Exhibition
Alison Watt. The Sun Never Knew How Wonderful It Was
16 Mar 2016 – 7 May 2016
Regular hours
- Wednesday
- 10:00 – 18:00
- Thursday
- 10:00 – 18:00
- Friday
- 10:00 – 18:00
- Saturday
- 12:00 – 17:00
- Tuesday
- 10:00 – 18:00
Address
- 18 Woodstock Street
- London
- W1C 2AL
- United Kingdom
Parafin is delighted to announce an exhibition of new work by the important Scottish painter Alison Watt (b.1965). It will be her first exhibition in London since her residency and solo show at the National Gallery in 2008.
About
Watt’s new works is an extended engagement with a masterwork by Peter Paul Rubens, Venus Frigida (1614), in the collection of the Royal Museum of Fine Arts in Antwerp. Rubens’ inspiration for the figure of Venus was a marble statue he had seen in Rome, and his extraordinary transposition of cold inert stone into voluptuous living flesh is a source of ongoing fascination for Watt.

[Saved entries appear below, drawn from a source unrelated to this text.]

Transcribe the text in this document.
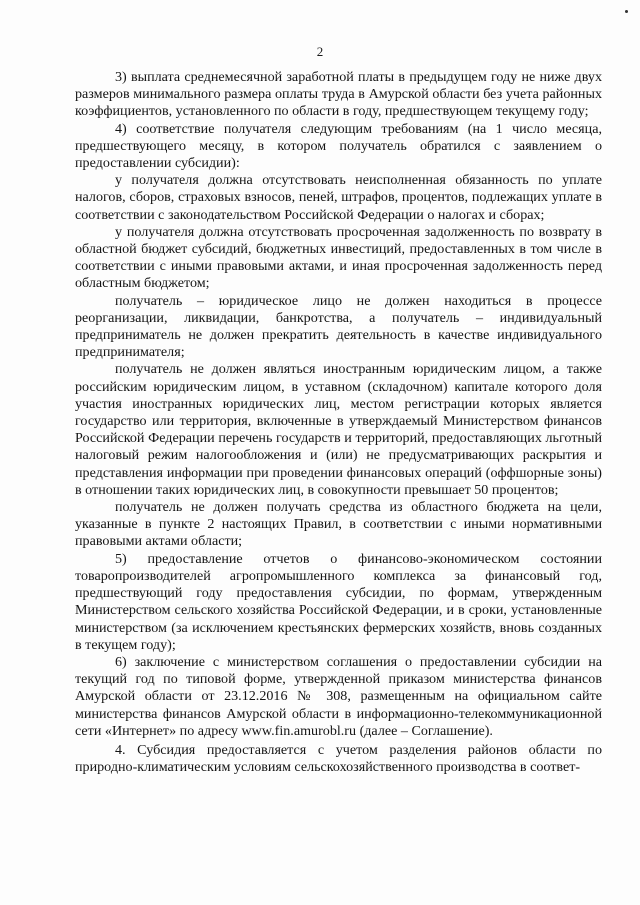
2

3) выплата среднемесячной заработной платы в предыдущем году не ниже двух размеров минимального размера оплаты труда в Амурской области без учета районных коэффициентов, установленного по области в году, предшествующем текущему году;

4) соответствие получателя следующим требованиям (на 1 число месяца, предшествующего месяцу, в котором получатель обратился с заявлением о предоставлении субсидии):

у получателя должна отсутствовать неисполненная обязанность по уплате налогов, сборов, страховых взносов, пеней, штрафов, процентов, подлежащих уплате в соответствии с законодательством Российской Федерации о налогах и сборах;

у получателя должна отсутствовать просроченная задолженность по возврату в областной бюджет субсидий, бюджетных инвестиций, предоставленных в том числе в соответствии с иными правовыми актами, и иная просроченная задолженность перед областным бюджетом;

получатель – юридическое лицо не должен находиться в процессе реорганизации, ликвидации, банкротства, а получатель – индивидуальный предприниматель не должен прекратить деятельность в качестве индивидуального предпринимателя;

получатель не должен являться иностранным юридическим лицом, а также российским юридическим лицом, в уставном (складочном) капитале которого доля участия иностранных юридических лиц, местом регистрации которых является государство или территория, включенные в утверждаемый Министерством финансов Российской Федерации перечень государств и территорий, предоставляющих льготный налоговый режим налогообложения и (или) не предусматривающих раскрытия и представления информации при проведении финансовых операций (оффшорные зоны) в отношении таких юридических лиц, в совокупности превышает 50 процентов;

получатель не должен получать средства из областного бюджета на цели, указанные в пункте 2 настоящих Правил, в соответствии с иными нормативными правовыми актами области;

5) предоставление отчетов о финансово-экономическом состоянии товаропроизводителей агропромышленного комплекса за финансовый год, предшествующий году предоставления субсидии, по формам, утвержденным Министерством сельского хозяйства Российской Федерации, и в сроки, установленные министерством (за исключением крестьянских фермерских хозяйств, вновь созданных в текущем году);

6) заключение с министерством соглашения о предоставлении субсидии на текущий год по типовой форме, утвержденной приказом министерства финансов Амурской области от 23.12.2016 № 308, размещенным на официальном сайте министерства финансов Амурской области в информационно-телекоммуникационной сети «Интернет» по адресу www.fin.amurobl.ru (далее – Соглашение).

4. Субсидия предоставляется с учетом разделения районов области по природно-климатическим условиям сельскохозяйственного производства в соответ-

In her new paintings, such as Venus (2015), Slip (2015) or Moor (2015), the human figure is seemingly absent but it is strongly implied. The resulting paintings of swathes of fabric are both sensuous and analytical, meditative and powerfully animated, and psychologically charged.
Widely regarded as one of the leading British painters working today, Alison Watt first came to public attention in 1987 when she won the National Portrait Gallery’s prestigious annual award while still a student at Glasgow School of Art. She subsequently became well known for her paintings of figures, often female nudes, before beginning, in the late 1990s, to focus on the fabric which had previously served as backdrops or props for her figures. Since then Watt’s paintings have continued to negotiate a position close to abstraction while remaining firmly rooted in her studies of drapery, light, the human form and her committed engagement with Old Master paintings and sculpture.